What I Think ESPN Got Wrong About Venus Williams' Battle With Sjogren's Syndrome


Yesterday, I was reading about Venus Williams. You know, the phenomenal woman who plays tennis better than anyone ever, except maybe her sister? The Venus Williams who also happens to have Sjogren’s syndrome. You know, the debilitating disease that most people think is just dry eye and dry mouth but is actually so much more?

Ms. Williams first announced she had Sjogren’s in 2011 and it has been the subject of much discussion in the sports world, since Williams herself gives few interviews about it, focusing mainly on her healthy diet and lifestyle. But the articles I read yesterday were about her latest tennis championship attempt and the role her Sjogren’s may have played. And I, for one, wasn’t happy.

Here’s my issue, which has nothing to do with Venus herself. The media seems to have no idea what they’re talking about when addressing the issue of Sjogren’s in connection with Venus Williams and her tennis. I really shouldn’t be shocked about this. Most people have never heard of Sjogren’s. I’ve had to educate most of my own care team over the past 21 years. Some doctors even now are still at a loss when I come into the ER. So why should I fault the media?

Because the media is supposed to do their research before putting out a story, or even a headline, for publication. So a Facebook status on a ESPN story yesterday said “From racism she experienced to Sjogren’s syndrome, Venus Williams has overcome a lot” particularly upset me.

ESPN post on facebook with headline "Why did we ever doubt Venus Williams in the first place?" and status "From racism she experienced to Sjogren's syndrome, Venus Williams has overcome a lot"
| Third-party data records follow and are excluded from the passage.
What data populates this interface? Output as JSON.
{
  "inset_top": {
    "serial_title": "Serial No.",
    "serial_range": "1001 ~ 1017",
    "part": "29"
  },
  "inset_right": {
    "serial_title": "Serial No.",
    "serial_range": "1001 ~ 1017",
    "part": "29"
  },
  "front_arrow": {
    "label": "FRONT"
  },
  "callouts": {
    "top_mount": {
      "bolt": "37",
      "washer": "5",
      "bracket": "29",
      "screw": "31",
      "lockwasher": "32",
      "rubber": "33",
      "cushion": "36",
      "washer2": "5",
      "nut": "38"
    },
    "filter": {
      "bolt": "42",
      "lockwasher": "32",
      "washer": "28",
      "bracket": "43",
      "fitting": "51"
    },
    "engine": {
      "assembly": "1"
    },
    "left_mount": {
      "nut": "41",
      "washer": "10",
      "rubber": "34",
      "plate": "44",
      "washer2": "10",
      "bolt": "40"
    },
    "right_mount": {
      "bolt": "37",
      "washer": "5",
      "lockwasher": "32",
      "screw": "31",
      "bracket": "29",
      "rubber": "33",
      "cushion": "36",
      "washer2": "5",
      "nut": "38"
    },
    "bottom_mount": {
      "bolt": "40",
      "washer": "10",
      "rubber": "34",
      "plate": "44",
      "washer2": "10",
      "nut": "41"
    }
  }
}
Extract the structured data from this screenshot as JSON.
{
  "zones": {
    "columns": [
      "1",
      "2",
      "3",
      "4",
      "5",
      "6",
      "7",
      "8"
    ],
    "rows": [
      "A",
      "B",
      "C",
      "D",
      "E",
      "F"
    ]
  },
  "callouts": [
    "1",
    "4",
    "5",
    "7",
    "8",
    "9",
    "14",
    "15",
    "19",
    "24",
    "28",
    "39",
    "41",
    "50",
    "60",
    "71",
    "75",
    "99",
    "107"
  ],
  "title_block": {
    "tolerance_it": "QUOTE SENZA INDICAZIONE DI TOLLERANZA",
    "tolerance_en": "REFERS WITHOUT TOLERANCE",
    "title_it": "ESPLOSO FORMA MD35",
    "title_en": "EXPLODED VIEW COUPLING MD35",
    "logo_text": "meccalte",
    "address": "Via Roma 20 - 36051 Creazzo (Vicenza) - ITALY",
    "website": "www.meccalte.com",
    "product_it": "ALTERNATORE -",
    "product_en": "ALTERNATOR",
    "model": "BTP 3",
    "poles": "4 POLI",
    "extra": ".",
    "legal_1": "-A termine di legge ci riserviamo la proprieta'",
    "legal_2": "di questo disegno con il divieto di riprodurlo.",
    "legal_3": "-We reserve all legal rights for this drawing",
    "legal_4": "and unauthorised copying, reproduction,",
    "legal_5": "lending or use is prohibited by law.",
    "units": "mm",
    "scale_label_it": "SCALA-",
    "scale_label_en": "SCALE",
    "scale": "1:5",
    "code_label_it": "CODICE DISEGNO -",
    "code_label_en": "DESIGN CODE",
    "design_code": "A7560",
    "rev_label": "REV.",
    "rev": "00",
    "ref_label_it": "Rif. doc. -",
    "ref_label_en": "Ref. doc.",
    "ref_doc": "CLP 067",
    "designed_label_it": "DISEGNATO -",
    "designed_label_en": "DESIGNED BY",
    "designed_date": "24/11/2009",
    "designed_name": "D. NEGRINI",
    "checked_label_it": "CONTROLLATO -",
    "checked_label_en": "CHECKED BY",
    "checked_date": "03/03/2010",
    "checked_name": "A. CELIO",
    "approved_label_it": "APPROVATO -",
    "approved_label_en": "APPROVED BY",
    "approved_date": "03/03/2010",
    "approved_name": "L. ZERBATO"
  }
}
My reason is simple. One does not simply “overcome” Sjogren’s. It is degenerative and incurable. It does not go away, only into “remission.” Not even someone as strong as Venus Williams, a woman I believe is destined for the International Tennis Hall of Fame, can overcome a degenerative and incurable disease. And to suggest that her daily struggle with such a disease is anything less than it is by suggesting the disease has been overcome is to diminish what she achieves on a daily basis; especially when she competes with this monster of a disease hiding somewhere inside her body like a tiger waiting to pounce.

It also diminishes what the rest of us out in the world live with and accomplish every day with this disease. We raise children. We work jobs. We go to school. We manage families. We fight the monster. We fight and we keep fighting because there is no overcoming, just fighting, getting through the day and waking up again. It’s a constant battle. It’s our lives. And it’s invisible. So many of us are told it does not exist, it can’t be that bad and we are making it up. So we depend on news stories to uphold our pain and our struggle so our families know it’s real.

And then the media says it can be overcome.

Do you understand now?

And let me just mention the commentators. Believe me, I understand they will know more than I ever will about tennis. I was a swimmer, OK? But they know nothing about Sjogren’s. Nothing. And I do. So I may be overstepping here, but I have to call out John McEnroe. Tennis is a really demanding game. It’s fast-paced and physically draining. Any player can “hit the wall” during their final sets. For McEnroe to say, “I’m not sure if the Sjogren’s syndrome reared its head” in reference to Venus Williams and her seeming loss of energy is speculative at best and inappropriate in my opinion.

I realize injuries are always brought up when players are not at their best, but this is not an injury. It is a forever thing that Venus will learn coping techniques for that may or may not always work. As an athlete, McEnroe should know many don’t like to have a loss blamed on old injuries, illnesses or anything other than “Hey, she outplayed me today.” And because her illness is chronic, it should not be brought into speculation.

In other words: She has earned the respect of speaking for herself about her performance. Sjogren’s or not, she knows her body best and what affects it.

So the moral of the story for those of you in the media is: Ask Venus what’s going on, don’t assume it’s Sjogren’s. This disease is nasty but it comes and goes. Realize there’s no overcoming it. It’s degenerative and incurable. I get that Ms. Williams has more resources at hand to hinder the progress of the disease than I will ever have, and that for her, this means more chances at “remission,” but for the sake of awareness, please write about this disease with accuracy. It helps us all.

We all deserve respect for what we deal with: Sjogren’s.

P.S.: Keep up the good fight Venus, you’ve got a whole community backing you!